Nitekim yeni açıklanan belge –açıklanma sebepleri tartışması baki kalmak üzere- kadınlara, çocuklara, yaşlılara, engellilere “kırılgan gruplar” diye tarif ederek özel bir yer veriyor. Kadınlar için can simidi olan 6284 saylı koruma kanunumuzu, son zamanlarda hiç duymadığımız biçimde dile getiriyor, sahipleniyor. “Aile İçi Şiddet ve Kadına Karşı Şiddetle Mücadelenin Etkinliğinin Artırılması” başlığı altında:
▶ Eşe karşı işlenen suçlarla ilgili kanunda öngörülen cezayı artıran sebepler, boşanmış eşi de kapsayacak şekilde genişletileceğini,
▶ Tek taraflı ısrarlı takip fiilleri ayrı bir suç olarak düzenleneceğini
▶ Cinsel saldırı mağduru kadınların ikincil örselenmelerini önlemek amacıyla hastanelerde oluşturulan özel merkezler/kadın destek birimleri oluşturulup yaygınlaştırılacağını,
▶ Aile içi şiddet ve kadına karşı şiddetten kaynaklanan suçların etkin bir şekilde soruşturulması amacıyla kurulan özel soruşturma bürolarının ülke genelinde yaygınlaştırılacağını
▶ Şiddet mağduru kadınların hak arama yollarını etkin bir şekilde kullanabilmeleri için Ceza Muhakemesi Kanunu 234’üncü maddesi uyarınca avukat görevlendirilmesi imkânı getirileceğini, adli yardım hizmetlerinden yararlanma koşulları kolaylaştırılacağını,
▶ Aile içi şiddet bürolarında görevli Cumhuriyet savcıları ile tedbir kararlarına bakmakla görevli hâkimlere uygulama birliğinin sağlanması için düzenli olarak eğitim verileceğini,
▶ Tehdit altındaki kadınların daha etkin korunmasını sağlamak için önleyici ve koruyucu kapasite artırılacak ve bu kapsamda teknolojik imkânlardan da azami ölçüde yararlanılacağını söylüyor. Bütün maddeleri yazmak değil niyetim, herkes açıp okuyabilir de zaten. Niyetim şu;
- Bu bölüm ve özellikle son maddede yer alan “Boşanma sürecinin taraflar ve çocuklar üzerindeki olası olumsuz etkilerini en aza indirebilmek, özellikle çocukla kişisel ilişkinin sağlıklı yürütülmesini sağlamak amacıyla süreç hakkında taraflar ve çocuklar bilgilendirilecek ve ihtiyaç duyanlara psikososyal destek sağlanması”amacıyla, hemen ardından gelen bir başka hedef arasındaki çelişkiyi göstermek. “Hukuki öngörülebilirlik ve şeffaflık” adı altında “alternatif uyuşmazlık çözüm yollarının etkinliğinin artırılması ve yaygınlaştırılması” için “Boşanma sürecinde özellikle kadın ve çocukların örselenmelerini önlemek için uluslararası sözleşmelerdeki standartlar da dikkate alınarak mahkeme temelli aile arabuluculuğu müessesesi oluşturulacaktır” diyor.

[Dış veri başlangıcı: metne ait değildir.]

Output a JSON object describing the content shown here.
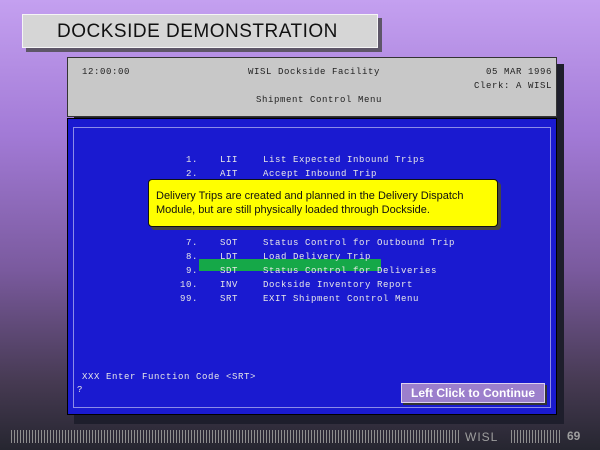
{
  "slide_title": "DOCKSIDE DEMONSTRATION",
  "terminal": {
    "time": "12:00:00",
    "facility": "WISL Dockside Facility",
    "date": "05 MAR 1996",
    "clerk": "Clerk: A WISL",
    "menu_title": "Shipment Control Menu"
  },
  "menu_items": [
    {
      "num": "1.",
      "code": "LII",
      "desc": "List Expected Inbound Trips"
    },
    {
      "num": "2.",
      "code": "AIT",
      "desc": "Accept Inbound Trip"
    },
    {
      "num": "7.",
      "code": "SOT",
      "desc": "Status Control for Outbound Trip"
    },
    {
      "num": "8.",
      "code": "LDT",
      "desc": "Load Delivery Trip"
    },
    {
      "num": "9.",
      "code": "SDT",
      "desc": "Status Control for Deliveries"
    },
    {
      "num": "10.",
      "code": "INV",
      "desc": "Dockside Inventory Report"
    },
    {
      "num": "99.",
      "code": "SRT",
      "desc": "EXIT Shipment Control Menu"
    }
  ],
  "prompt": "XXX Enter Function Code <SRT>",
  "cursor": "?",
  "callout": {
    "text": "Delivery Trips are created and planned in the Delivery Dispatch Module, but are still physically loaded through Dockside."
  },
  "continue_button": "Left Click to Continue",
  "footer": {
    "brand": "WISL",
    "page": "69"
  },
  "colors": {
    "terminal_blue": "#1a1ad0",
    "highlight_green": "#15a848",
    "callout_yellow": "#ffff00"
  }
}
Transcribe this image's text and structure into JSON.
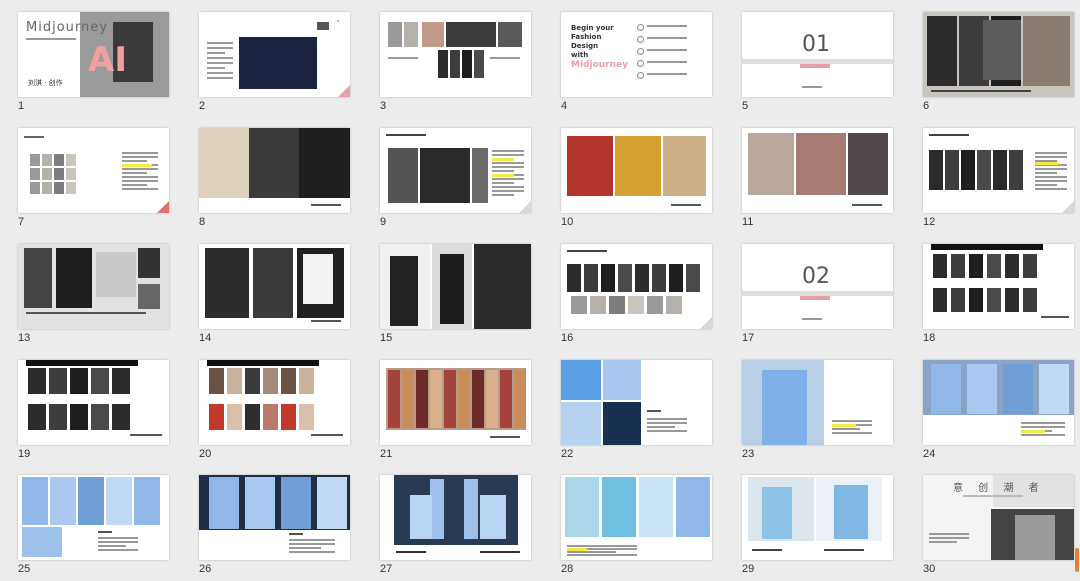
{
  "slides": [
    {
      "number": "1",
      "title": "Midjourney",
      "big": "AI",
      "caption": "刘淇 · 创作"
    },
    {
      "number": "2"
    },
    {
      "number": "3"
    },
    {
      "number": "4",
      "lines": [
        "Begin your",
        "Fashion",
        "Design",
        "with"
      ],
      "accent": "Midjourney"
    },
    {
      "number": "5",
      "big": "01"
    },
    {
      "number": "6"
    },
    {
      "number": "7"
    },
    {
      "number": "8"
    },
    {
      "number": "9"
    },
    {
      "number": "10"
    },
    {
      "number": "11"
    },
    {
      "number": "12"
    },
    {
      "number": "13"
    },
    {
      "number": "14"
    },
    {
      "number": "15"
    },
    {
      "number": "16"
    },
    {
      "number": "17",
      "big": "02"
    },
    {
      "number": "18"
    },
    {
      "number": "19"
    },
    {
      "number": "20"
    },
    {
      "number": "21"
    },
    {
      "number": "22"
    },
    {
      "number": "23"
    },
    {
      "number": "24"
    },
    {
      "number": "25"
    },
    {
      "number": "26"
    },
    {
      "number": "27"
    },
    {
      "number": "28"
    },
    {
      "number": "29"
    },
    {
      "number": "30",
      "big": "意 创 潮 者"
    }
  ],
  "colors": {
    "accent_pink": "#e8a0a8",
    "dark": "#222222",
    "blue": "#8fb8e8",
    "highlight": "#f5e84a"
  }
}
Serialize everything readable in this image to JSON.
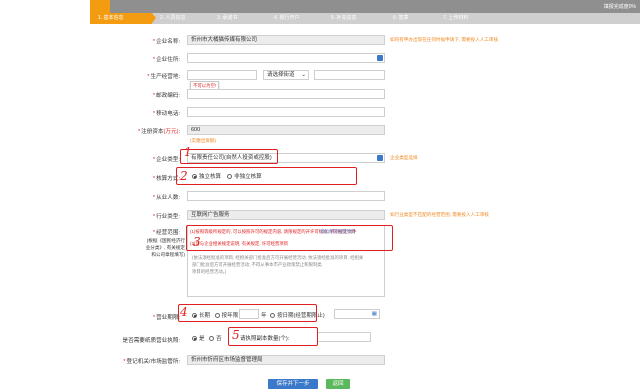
{
  "progress": {
    "label": "填报完成度0%",
    "value": 0
  },
  "steps": [
    {
      "label": "1. 基本信息"
    },
    {
      "label": "2. 人员信息"
    },
    {
      "label": "3. 承诺书"
    },
    {
      "label": "4. 银行开户"
    },
    {
      "label": "5. 补充信息"
    },
    {
      "label": "6. 签章"
    },
    {
      "label": "7. 上传材料"
    }
  ],
  "form": {
    "company_name": {
      "label": "企业名称:",
      "value": "忻州市大橘猫传媒有限公司",
      "hint": "如何有申办出现在任何时候申请下, 需要投入人工审核"
    },
    "company_address": {
      "label": "企业住所:"
    },
    "business_place": {
      "label": "生产经营地:",
      "street_placeholder": "请选择街道",
      "tooltip": "不可以为空!"
    },
    "postcode": {
      "label": "邮政编码:"
    },
    "mobile": {
      "label": "移动电话:"
    },
    "capital": {
      "label": "注册资本",
      "unit": "(万元)",
      "colon": ":",
      "value": "600",
      "note": "(实缴出资额)"
    },
    "company_type": {
      "label": "企业类型:",
      "value": "有限责任公司(自然人投资或控股)",
      "hint": "企业类型选择"
    },
    "accounting": {
      "label": "核算方式:",
      "options": [
        "独立核算",
        "非独立核算"
      ]
    },
    "employees": {
      "label": "从业人数:"
    },
    "industry": {
      "label": "行业类型:",
      "value": "互联网广告服务",
      "hint": "如行业类型不匹配的经营范围, 需要投入人工审核"
    },
    "scope": {
      "label": "经营范围:",
      "side_note_1": "(根据《国民经济行",
      "side_note_2": "业分类》, 有关规定",
      "side_note_3": "和公司章程填写)",
      "red_line_1": "(1)按照等级所规定的, 可以按照许可的规定内容, 请限规定的开许可标准, 特别规定文件",
      "red_line_2": "(2)可与企业相关规定说明, 有关规定, 许可经营项目",
      "blue_link": "添加许可经营项目",
      "gray_line_1": "(依法须经批准的项目, 经相关部门批准后方可开展经营活动, 依法须经批准的项目, 经相关",
      "gray_line_2": "部门批准后方可开展经营活动; 不得从事本市产业政策禁止和限制类",
      "gray_line_3": "项目的经营活动。)"
    },
    "period": {
      "label": "营业期限:",
      "options": [
        "长期",
        "按年限",
        "按日期(经营期限止)"
      ],
      "year_unit": "年"
    },
    "paper_license": {
      "label": "是否需要纸质营业执照:",
      "options": [
        "是",
        "否"
      ],
      "copies_label": "请执照副本数量(个):"
    },
    "authority": {
      "label": "登记机关/市场监管所:",
      "value": "忻州市忻府区市场监督管理局"
    }
  },
  "buttons": {
    "save_next": "保存并下一步",
    "back": "返回"
  },
  "annotations": [
    "1",
    "2",
    "3",
    "4",
    "5"
  ],
  "colors": {
    "accent": "#f39c12",
    "red": "#e02020",
    "blue": "#3a78c9",
    "green": "#5cb85c"
  }
}
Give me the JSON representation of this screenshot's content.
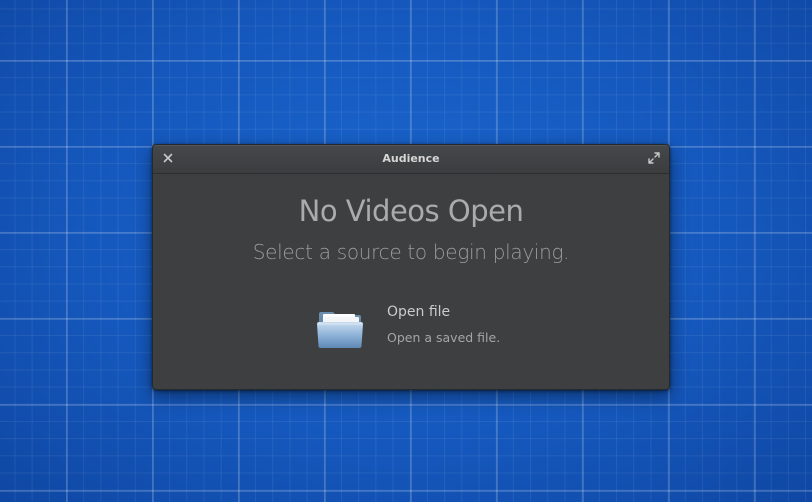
{
  "window": {
    "title": "Audience",
    "close_icon": "close-icon",
    "maximize_icon": "maximize-icon"
  },
  "welcome": {
    "heading": "No Videos Open",
    "subheading": "Select a source to begin playing.",
    "items": [
      {
        "title": "Open file",
        "description": "Open a saved file.",
        "icon": "folder-icon"
      }
    ]
  },
  "colors": {
    "desktop_background": "#1656b8",
    "window_background": "#3d3f41",
    "text_primary": "#c9cbcd",
    "text_secondary": "#a3a5a7"
  }
}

Türkiye’de kadınlar en çok boşanma sürecinde öldürülüyorken, bu nedir? Aile arabulucuğu şiddet sözkonusu olduğunda asla, olmadığında da ancak seçime bağlı uygulanabilir. Şiddet sözkonusu olduğunda ise bunun tam tersi olmalı, bu belgeler kadınları özellikle boşanma aşamasında yalnız bırakmayıp koruyacağını tashih etmelidir. - İkinci niyetim şudur; “kırılgan” olarak tarif edilen gruplara tüm uluslararası belgelerde dahil olan; çünkü hayatın gerçeğinde buna en çok ihtiyaç duyanlar; LGBTİQ+’ların adını anmayan bir insan hakları belgesi olamaz.
Bütün eksiklerine rağmen Ceza İnfaz Kurumları ve Tutukevleri İzleme Kurullarında kadın temsilini artırmaktan, kadınlar, çocuklar, yaşlılar ve engelliler için yeşil alanların güvenli ve erişilebilir hale getirilmesine, oradan kadın istihdamının artırılmasına uzanan eylem planının uygulanmasının tek tek takipçisi olacağız. Ve her bir maddenin dışarıda bıraktığı kim varsa, o maddeye ihtiyaç duyan kim varsa tümünü sahiplenerek…
İşte bu yüzden, pandemi mücadelesiyle geçen bir yılı geriden bırakırken, o yılın yükünü en çok taşıyanlar, 8 Mart’ta bunu yapabileceğimizi göstereceğiz, gücümüzü göstereceğiz.